Sono state scene di gratuita violenza quelle verificatesi ieri sera nella zona della stazione ferroviaria di Reggio Emilia in conseguenza delle quali i carabinieri della sezione radiomobile , con il supporto di alcune volanti della Questura, oltre a fermare i partecipanti, hanno evitato che degenerasse con conseguenze ben più gravi.

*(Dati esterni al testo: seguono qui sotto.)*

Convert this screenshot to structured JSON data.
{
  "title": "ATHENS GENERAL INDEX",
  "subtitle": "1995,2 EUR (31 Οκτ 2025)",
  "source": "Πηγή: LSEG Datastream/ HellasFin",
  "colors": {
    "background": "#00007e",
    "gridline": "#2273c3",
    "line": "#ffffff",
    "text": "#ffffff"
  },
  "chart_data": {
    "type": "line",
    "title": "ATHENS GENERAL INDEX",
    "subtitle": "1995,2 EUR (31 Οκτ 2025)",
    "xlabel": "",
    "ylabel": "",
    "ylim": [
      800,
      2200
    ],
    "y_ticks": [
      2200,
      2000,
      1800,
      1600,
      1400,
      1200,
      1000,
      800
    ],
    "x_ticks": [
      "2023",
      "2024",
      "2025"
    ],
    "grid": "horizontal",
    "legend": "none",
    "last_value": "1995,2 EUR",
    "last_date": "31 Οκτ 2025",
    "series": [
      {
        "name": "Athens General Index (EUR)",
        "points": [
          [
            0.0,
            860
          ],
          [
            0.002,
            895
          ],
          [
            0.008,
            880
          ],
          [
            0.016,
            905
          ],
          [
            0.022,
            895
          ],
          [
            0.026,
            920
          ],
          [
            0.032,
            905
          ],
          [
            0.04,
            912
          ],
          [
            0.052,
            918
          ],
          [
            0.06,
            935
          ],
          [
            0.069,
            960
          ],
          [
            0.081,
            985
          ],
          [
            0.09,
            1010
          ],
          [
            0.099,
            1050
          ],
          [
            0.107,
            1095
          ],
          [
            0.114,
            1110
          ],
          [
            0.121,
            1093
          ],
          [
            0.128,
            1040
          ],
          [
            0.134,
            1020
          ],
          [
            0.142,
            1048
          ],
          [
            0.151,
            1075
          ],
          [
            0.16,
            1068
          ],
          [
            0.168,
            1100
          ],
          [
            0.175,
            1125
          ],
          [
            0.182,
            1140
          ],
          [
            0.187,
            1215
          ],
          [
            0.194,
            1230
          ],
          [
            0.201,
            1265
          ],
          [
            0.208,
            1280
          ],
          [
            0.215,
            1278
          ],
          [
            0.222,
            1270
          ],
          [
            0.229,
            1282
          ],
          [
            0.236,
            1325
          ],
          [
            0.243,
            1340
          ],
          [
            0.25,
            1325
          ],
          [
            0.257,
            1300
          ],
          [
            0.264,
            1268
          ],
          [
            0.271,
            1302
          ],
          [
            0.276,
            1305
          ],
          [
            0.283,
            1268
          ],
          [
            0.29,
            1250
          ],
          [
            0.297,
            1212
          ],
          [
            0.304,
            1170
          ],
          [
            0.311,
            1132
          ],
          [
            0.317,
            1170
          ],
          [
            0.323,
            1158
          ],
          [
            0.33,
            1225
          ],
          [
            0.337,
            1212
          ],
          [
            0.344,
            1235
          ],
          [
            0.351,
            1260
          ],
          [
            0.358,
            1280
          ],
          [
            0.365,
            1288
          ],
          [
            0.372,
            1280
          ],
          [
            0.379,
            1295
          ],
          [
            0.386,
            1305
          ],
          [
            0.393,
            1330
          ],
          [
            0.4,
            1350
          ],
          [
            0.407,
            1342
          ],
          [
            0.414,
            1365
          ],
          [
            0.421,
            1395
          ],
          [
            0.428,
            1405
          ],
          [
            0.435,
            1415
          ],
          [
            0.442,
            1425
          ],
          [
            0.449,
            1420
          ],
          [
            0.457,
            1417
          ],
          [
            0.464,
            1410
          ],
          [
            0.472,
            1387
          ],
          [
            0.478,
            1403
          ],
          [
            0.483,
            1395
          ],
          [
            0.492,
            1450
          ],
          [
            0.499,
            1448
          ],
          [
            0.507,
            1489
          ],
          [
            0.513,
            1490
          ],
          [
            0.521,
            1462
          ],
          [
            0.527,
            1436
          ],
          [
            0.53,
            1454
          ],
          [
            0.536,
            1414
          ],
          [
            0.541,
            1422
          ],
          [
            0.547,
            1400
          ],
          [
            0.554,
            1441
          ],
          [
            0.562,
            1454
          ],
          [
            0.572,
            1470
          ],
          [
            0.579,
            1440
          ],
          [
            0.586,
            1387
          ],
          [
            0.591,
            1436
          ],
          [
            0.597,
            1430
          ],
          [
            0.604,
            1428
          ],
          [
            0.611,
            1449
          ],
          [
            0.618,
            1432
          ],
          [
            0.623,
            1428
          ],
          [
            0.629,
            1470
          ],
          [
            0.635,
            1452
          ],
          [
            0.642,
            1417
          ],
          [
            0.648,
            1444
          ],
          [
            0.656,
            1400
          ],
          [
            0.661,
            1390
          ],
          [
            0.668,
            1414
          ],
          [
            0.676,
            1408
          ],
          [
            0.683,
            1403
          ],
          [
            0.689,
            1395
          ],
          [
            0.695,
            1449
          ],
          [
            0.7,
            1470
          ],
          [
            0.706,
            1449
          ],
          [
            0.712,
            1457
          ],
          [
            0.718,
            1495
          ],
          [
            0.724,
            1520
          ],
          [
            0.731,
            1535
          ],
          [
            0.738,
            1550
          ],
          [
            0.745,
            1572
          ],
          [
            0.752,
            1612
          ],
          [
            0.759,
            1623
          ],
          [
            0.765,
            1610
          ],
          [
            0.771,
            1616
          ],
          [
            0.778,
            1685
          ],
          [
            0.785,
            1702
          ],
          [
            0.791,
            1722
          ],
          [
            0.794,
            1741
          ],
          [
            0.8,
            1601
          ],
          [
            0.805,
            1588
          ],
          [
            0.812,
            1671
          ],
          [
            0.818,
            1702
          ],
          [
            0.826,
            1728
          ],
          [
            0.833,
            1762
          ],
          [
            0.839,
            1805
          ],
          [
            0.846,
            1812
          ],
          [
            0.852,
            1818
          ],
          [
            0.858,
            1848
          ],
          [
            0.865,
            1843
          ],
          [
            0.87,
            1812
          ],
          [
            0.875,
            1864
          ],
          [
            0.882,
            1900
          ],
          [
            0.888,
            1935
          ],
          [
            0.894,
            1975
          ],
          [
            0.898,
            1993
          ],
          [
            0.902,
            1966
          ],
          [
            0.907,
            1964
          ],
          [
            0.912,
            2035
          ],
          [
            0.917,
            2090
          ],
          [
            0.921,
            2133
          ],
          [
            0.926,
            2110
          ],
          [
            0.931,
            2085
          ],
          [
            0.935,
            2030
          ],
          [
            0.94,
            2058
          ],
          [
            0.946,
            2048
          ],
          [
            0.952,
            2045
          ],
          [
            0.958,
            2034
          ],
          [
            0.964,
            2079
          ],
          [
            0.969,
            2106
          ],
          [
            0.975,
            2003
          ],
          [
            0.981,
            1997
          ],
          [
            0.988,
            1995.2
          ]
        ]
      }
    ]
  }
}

Per questi motivi i carabinieri, nella tarda serata di mercoledì, con l’accusa di concorso in rissa aggravata, hanno arrestato tre cittadini nigeriani di 30, 29 e 25 anni, tutti domiciliati a Reggio Emilia, ristretti al termine dele formalità di rito, a disposizione della Procura della Repubblica presso il Tribunale, diretta dal procuratore capo Calogero Gaetano Paci. Il procedimento, in fase di indagini preliminari, proseguirà per i consueti approfondimenti investigativi al fine di consentire al giudice di verificare l’eventuale piena responsabilità degli indagati.
L’origine dei fatti mercoledì sera intorno alle 21.30 quando al 112 dei carabinieri giungeva la telefonata di un uomo che segnalava una rissa in Piazzale Marconi, nei pressi della stazione ferroviaria. I militari, giunti sul posto con agenti delle volanti della Questura intervenuti in supporto, riuscivano a fermare due stranieri, poi identificati in un 30enne e un 29enne nigeriani, che sanguinanti se le stavano dando di santa ragione. Un terzo nigeriano, risultato aver partecipato alla rissa, era tenuto fermo dal testimone che poco prima aveva allertato il 112. I due feriti venivano affidati ai sanitari per le cure, medicati e dimessi entrambi con una prognosi di 10 giorni, mentre il testimone con l’altro nigeriano 25enne che era stato da lui bloccato, venivano condotti in caserma. Dalla ricostruzione investigativa, si poteva presumere che in precedenza i tre arrestati, per cause ancora all’esatto vaglio, avevano generato una rissa nella vicina Piazza Tricolore per poi spostarsi, tra fughe e inseguimenti, nella zona della stazione ferroviaria, dove è stata interrotta grazie all’intervento dei carabinieri. Alla luce dei fatti e considerata la flagranza di reato, i carabinieri arrestavano i tre cittadini nigeriani con l’accusa di rissa aggravata ponendoli a disposizione della Procura reggiana.